The problem is that they could not provide the local issue input to the JA decisions. If you had to look at the Gorgon project...many aspects had to be negotiated there. We have three other LNG projects onshore, with onshore facilities that require this local knowledge and local input, and that could well have an impact on the offshore facilities. For example, in Gorgon, if the state had not come to the party and allowed the sequestration of CO2 onto Barrow Island then that whole project would have had a completely different shape. So local knowledge and local input are important, and the JA needs to have that local advice.[18]

4.22      The WA Department also expressed concern about their ability to be involved in matters related to the environment if these responsibilities were shifted to NOPSEMA:

Just to give you an example: a well could be drilled and regulated by NOPSEMA just outside the three nautical miles, which could be off Rottnest Island or off the Ningaloo reef park, and the state would have no input into that environmental regulation. We would have none whatsoever. But yet we would have significant risks and perhaps local knowledge which should be applied to how that well would be drilled.[19]

How the arrangements will operate in practice

4.23      It is important to note that, supplementary to the formal legislative amendments, there are a number of other negotiations and arrangements which should assist in effective operation of the proposed system, and could potentially address many of the practical issues raised by Western Australia.

4.24      DRET noted that a working group has been formed to assist the State and Northern Territory departments in transitional arrangements arising from the move from the current arrangements to the new framework.[20]

4.25      A Memorandum of Understanding (MoU) between the Commonwealth and Western Australia is also in the process of being finalised, with an agreement reached 'in principle'.[21] This MoU would not affect the legislative arrangements, but would seek to address outstanding practical issues.

4.26      The WA Department, however, was critical of the Commonwealth for proceeding with the bills before the MoU was signed; although DRET advised the committee that:

...the Commonwealth minister made it clear that it would not delay the legislative amendments.
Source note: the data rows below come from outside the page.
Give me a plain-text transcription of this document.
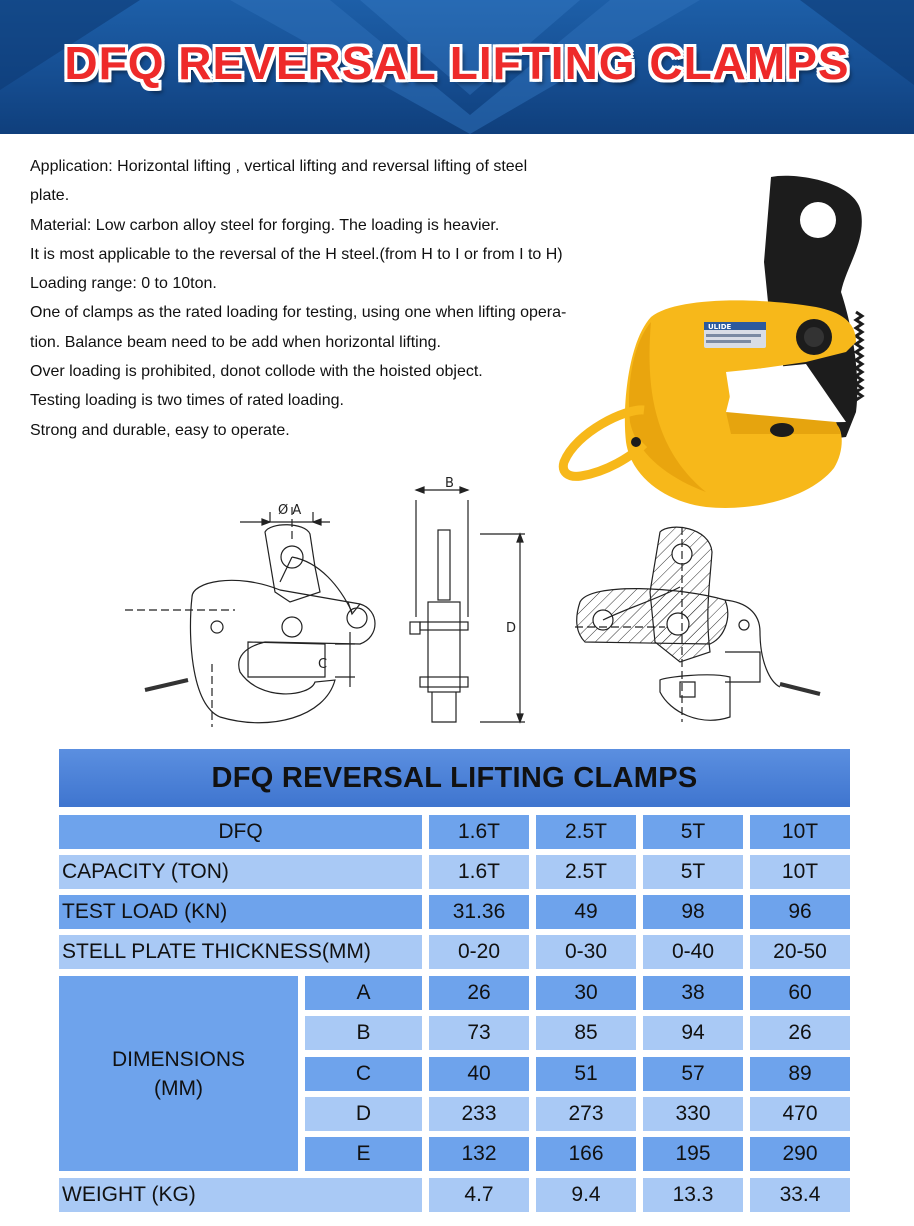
DFQ REVERSAL LIFTING CLAMPS

Application: Horizontal lifting , vertical lifting and reversal lifting of steel

plate.

Material: Low carbon alloy steel for forging. The loading is heavier.

It is most applicable to the reversal of the H steel.(from H to I or from I to H)

Loading range: 0 to 10ton.

One of clamps as the rated loading for testing, using one when lifting opera-

tion. Balance beam need to be add when horizontal lifting.

Over loading is prohibited, donot collode with the hoisted object.

Testing loading is two times of rated loading.

Strong and durable, easy to operate.

ULIDE
Ø A
C
B
D
DFQ REVERSAL LIFTING CLAMPS
DFQ	1.6T	2.5T	5T	10T
CAPACITY (TON)	1.6T	2.5T	5T	10T
TEST LOAD (KN)	31.36	49	98	96
STELL PLATE THICKNESS(MM)	0-20	0-30	0-40	20-50
DIMENSIONS
(MM)
A	26	30	38	60
B	73	85	94	26
C	40	51	57	89
D	233	273	330	470
E	132	166	195	290
WEIGHT (KG)	4.7	9.4	13.3	33.4
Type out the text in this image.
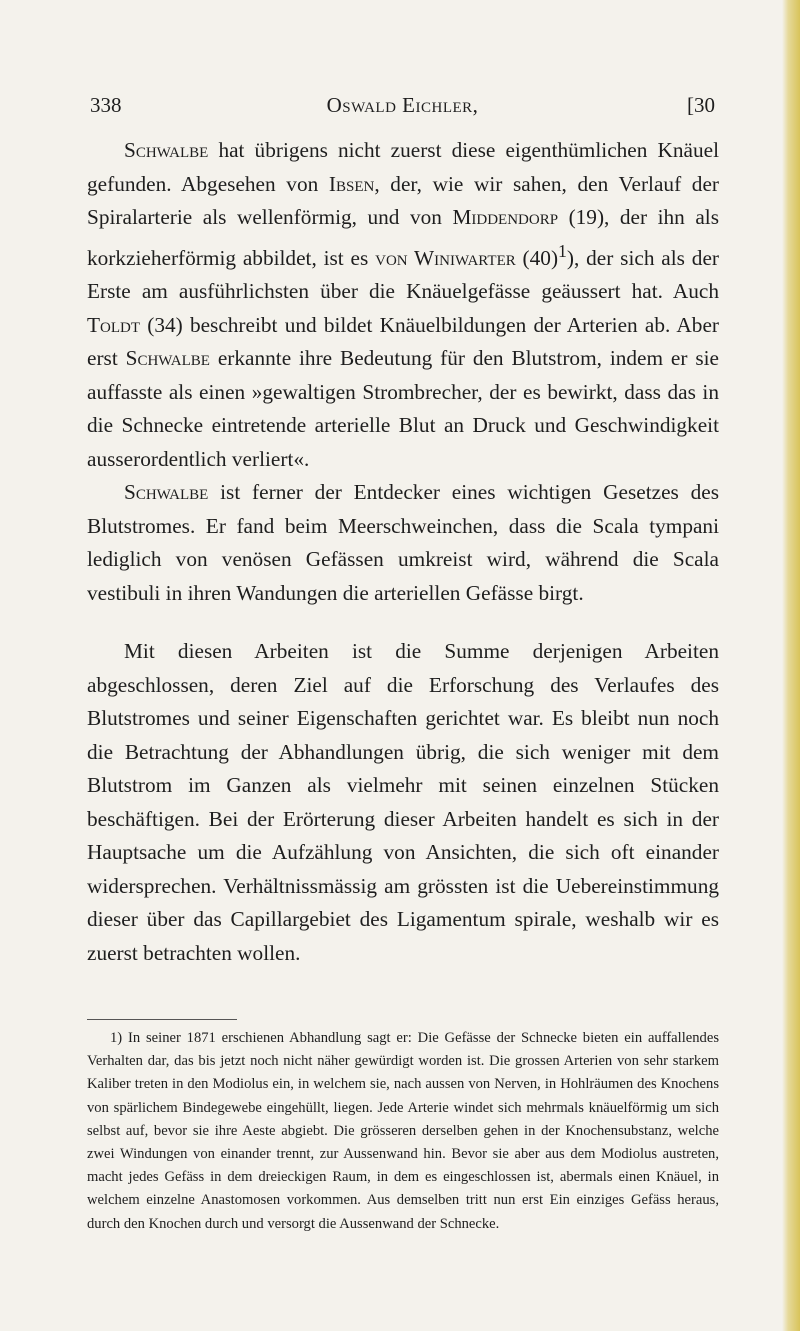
338	Oswald Eichler,	[30

Schwalbe hat übrigens nicht zuerst diese eigenthümlichen Knäuel gefunden. Abgesehen von Ibsen, der, wie wir sahen, den Verlauf der Spiralarterie als wellenförmig, und von Middendorp (19), der ihn als korkzieherförmig abbildet, ist es von Winiwarter $(40)^1$), der sich als der Erste am ausführlichsten über die Knäuelgefässe geäussert hat. Auch Toldt (34) beschreibt und bildet Knäuelbildungen der Arterien ab. Aber erst Schwalbe erkannte ihre Bedeutung für den Blutstrom, indem er sie auffasste als einen »gewaltigen Strombrecher, der es bewirkt, dass das in die Schnecke eintretende arterielle Blut an Druck und Geschwindigkeit ausserordentlich verliert«.

Schwalbe ist ferner der Entdecker eines wichtigen Gesetzes des Blutstromes. Er fand beim Meerschweinchen, dass die Scala tympani lediglich von venösen Gefässen umkreist wird, während die Scala vestibuli in ihren Wandungen die arteriellen Gefässe birgt.

Mit diesen Arbeiten ist die Summe derjenigen Arbeiten abgeschlossen, deren Ziel auf die Erforschung des Verlaufes des Blutstromes und seiner Eigenschaften gerichtet war. Es bleibt nun noch die Betrachtung der Abhandlungen übrig, die sich weniger mit dem Blutstrom im Ganzen als vielmehr mit seinen einzelnen Stücken beschäftigen. Bei der Erörterung dieser Arbeiten handelt es sich in der Hauptsache um die Aufzählung von Ansichten, die sich oft einander widersprechen. Verhältnissmässig am grössten ist die Uebereinstimmung dieser über das Capillargebiet des Ligamentum spirale, weshalb wir es zuerst betrachten wollen.

1) In seiner 1871 erschienen Abhandlung sagt er: Die Gefässe der Schnecke bieten ein auffallendes Verhalten dar, das bis jetzt noch nicht näher gewürdigt worden ist. Die grossen Arterien von sehr starkem Kaliber treten in den Modiolus ein, in welchem sie, nach aussen von Nerven, in Hohlräumen des Knochens von spärlichem Bindegewebe eingehüllt, liegen. Jede Arterie windet sich mehrmals knäuelförmig um sich selbst auf, bevor sie ihre Aeste abgiebt. Die grösseren derselben gehen in der Knochensubstanz, welche zwei Windungen von einander trennt, zur Aussenwand hin. Bevor sie aber aus dem Modiolus austreten, macht jedes Gefäss in dem dreieckigen Raum, in dem es eingeschlossen ist, abermals einen Knäuel, in welchem einzelne Anastomosen vorkommen. Aus demselben tritt nun erst Ein einziges Gefäss heraus, durch den Knochen durch und versorgt die Aussenwand der Schnecke.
There is nothing in the bills that would preclude the implementation of the cooperative arrangements envisaged in the memorandum.[22]

4.27      The MoU will address arrangements between the Commonwealth and WA regarding the contracting of relevant staff and resources. DRET noted that to ensure the new organisations are able to coordinate and work together effectively, it is proposed that both NOPSEMA and the Titles Administrator will be located in Perth, and in the same building. Also as part of the MoU, negotiations are underway for the organisations to be co-located with 'elements of the Western Australian department', to enable frequent consultation and the sharing of expertise.[23]

Committee view

4.28      The committee considers, in light of the Productivity Commission's report and the recommendations of the Montara Commission of Inquiry, that it is essential for a consistent national regulatory framework and titles administration process to be introduced.
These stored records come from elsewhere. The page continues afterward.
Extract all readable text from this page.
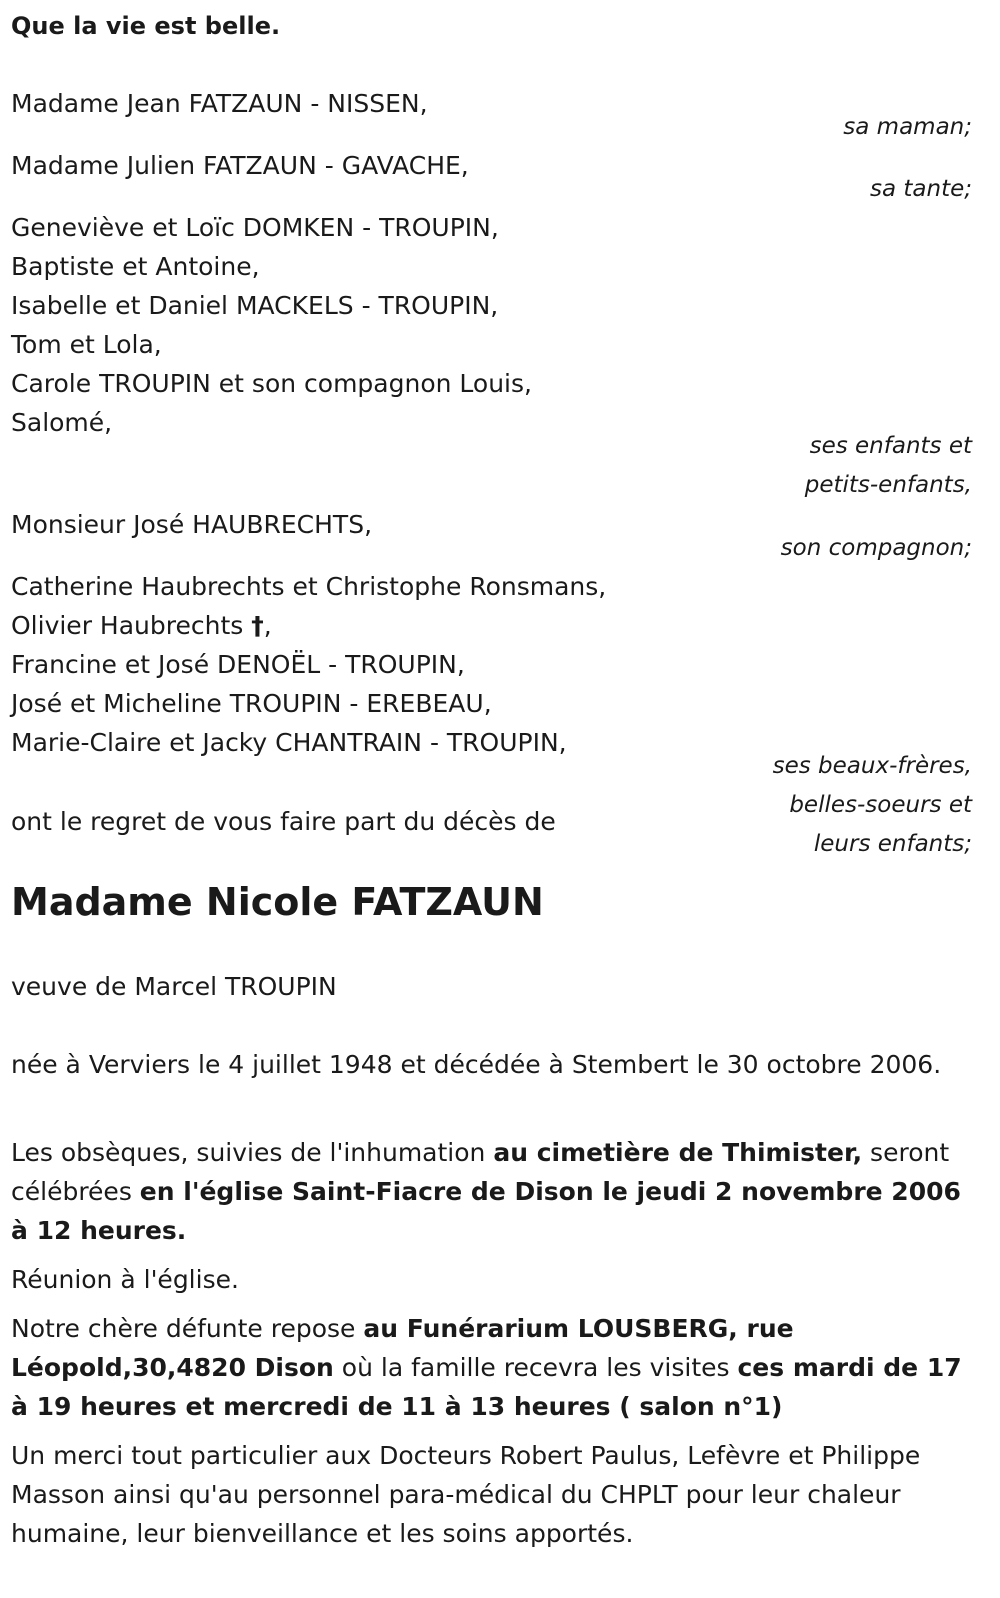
Que la vie est belle.
Madame Jean FATZAUN - NISSEN,
sa maman;
Madame Julien FATZAUN - GAVACHE,
sa tante;
Geneviève et Loïc DOMKEN - TROUPIN,
Baptiste et Antoine,
Isabelle et Daniel MACKELS - TROUPIN,
Tom et Lola,
Carole TROUPIN et son compagnon Louis,
Salomé,
ses enfants et
petits-enfants,
Monsieur José HAUBRECHTS,
son compagnon;
Catherine Haubrechts et Christophe Ronsmans,
Olivier Haubrechts †,
Francine et José DENOËL - TROUPIN,
José et Micheline TROUPIN - EREBEAU,
Marie-Claire et Jacky CHANTRAIN - TROUPIN,
ses beaux-frères,
belles-soeurs et
leurs enfants;
ont le regret de vous faire part du décès de
Madame Nicole FATZAUN
veuve de Marcel TROUPIN
née à Verviers le 4 juillet 1948 et décédée à Stembert le 30 octobre 2006.
Les obsèques, suivies de l'inhumation au cimetière de Thimister, seront célébrées en l'église Saint-Fiacre de Dison le jeudi 2 novembre 2006 à 12 heures.
Réunion à l'église.
Notre chère défunte repose au Funérarium LOUSBERG, rue Léopold,30,4820 Dison où la famille recevra les visites ces mardi de 17 à 19 heures et mercredi de 11 à 13 heures ( salon n°1)
Un merci tout particulier aux Docteurs Robert Paulus, Lefèvre et Philippe Masson ainsi qu'au personnel para-médical du CHPLT pour leur chaleur humaine, leur bienveillance et les soins apportés.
4.29      The framework proposed by the National Regulator Bill will ensure that the regulation of important safety, structural integrity and environmental management matters are appropriately resourced at a national level. The arrangements will also deliver significant improvements in efficiency and decrease the burden on industry through the removal of duplication and inconsistencies present throughout the current arrangements.
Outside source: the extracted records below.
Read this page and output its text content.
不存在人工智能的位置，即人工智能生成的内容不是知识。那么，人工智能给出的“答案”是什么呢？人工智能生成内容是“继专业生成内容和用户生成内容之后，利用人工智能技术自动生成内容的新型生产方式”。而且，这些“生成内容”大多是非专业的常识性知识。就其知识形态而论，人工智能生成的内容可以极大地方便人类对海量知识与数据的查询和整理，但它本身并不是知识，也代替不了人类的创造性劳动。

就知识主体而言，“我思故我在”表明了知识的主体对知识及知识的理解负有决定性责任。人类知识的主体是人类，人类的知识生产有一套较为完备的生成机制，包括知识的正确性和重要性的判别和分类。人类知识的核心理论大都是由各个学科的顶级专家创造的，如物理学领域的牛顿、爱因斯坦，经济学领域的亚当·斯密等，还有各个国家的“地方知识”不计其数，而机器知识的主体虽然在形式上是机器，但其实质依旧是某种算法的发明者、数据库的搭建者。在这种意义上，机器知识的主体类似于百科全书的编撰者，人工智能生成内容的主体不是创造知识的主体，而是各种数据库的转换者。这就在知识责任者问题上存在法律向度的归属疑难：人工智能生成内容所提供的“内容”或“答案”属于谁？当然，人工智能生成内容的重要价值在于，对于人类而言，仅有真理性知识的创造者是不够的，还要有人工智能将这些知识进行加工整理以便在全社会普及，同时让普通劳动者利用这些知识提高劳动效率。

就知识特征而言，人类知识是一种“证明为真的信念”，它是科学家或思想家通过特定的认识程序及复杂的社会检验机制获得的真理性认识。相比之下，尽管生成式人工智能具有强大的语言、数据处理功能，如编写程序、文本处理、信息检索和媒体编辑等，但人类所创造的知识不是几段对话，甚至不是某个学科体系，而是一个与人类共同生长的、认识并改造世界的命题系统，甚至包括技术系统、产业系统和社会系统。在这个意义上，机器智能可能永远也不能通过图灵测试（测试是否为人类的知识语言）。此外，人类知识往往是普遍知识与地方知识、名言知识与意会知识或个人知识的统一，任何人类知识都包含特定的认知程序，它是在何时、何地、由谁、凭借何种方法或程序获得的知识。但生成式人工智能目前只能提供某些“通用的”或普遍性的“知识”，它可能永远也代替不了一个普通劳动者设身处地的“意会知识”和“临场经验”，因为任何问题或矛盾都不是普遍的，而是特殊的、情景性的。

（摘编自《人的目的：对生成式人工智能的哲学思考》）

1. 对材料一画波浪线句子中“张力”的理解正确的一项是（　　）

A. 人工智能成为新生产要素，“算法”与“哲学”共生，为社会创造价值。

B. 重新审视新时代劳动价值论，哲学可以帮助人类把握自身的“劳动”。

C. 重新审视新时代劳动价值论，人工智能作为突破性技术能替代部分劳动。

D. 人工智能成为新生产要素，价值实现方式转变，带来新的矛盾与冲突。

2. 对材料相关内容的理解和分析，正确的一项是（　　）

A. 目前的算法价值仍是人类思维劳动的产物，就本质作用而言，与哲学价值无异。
4.30      The committee notes that the proposals contained in the National Regulator Bill have come about after a number of inquiries and following extensive consultation. The committee also notes that the state governments will still continue to be involved in the major decisions through the Joint Authority arrangements, which are unchanged. The committee considers that any outstanding issues regarding the operation of the new authorities can be addressed through the separate agreements being developed, and should not delay consideration of these bills.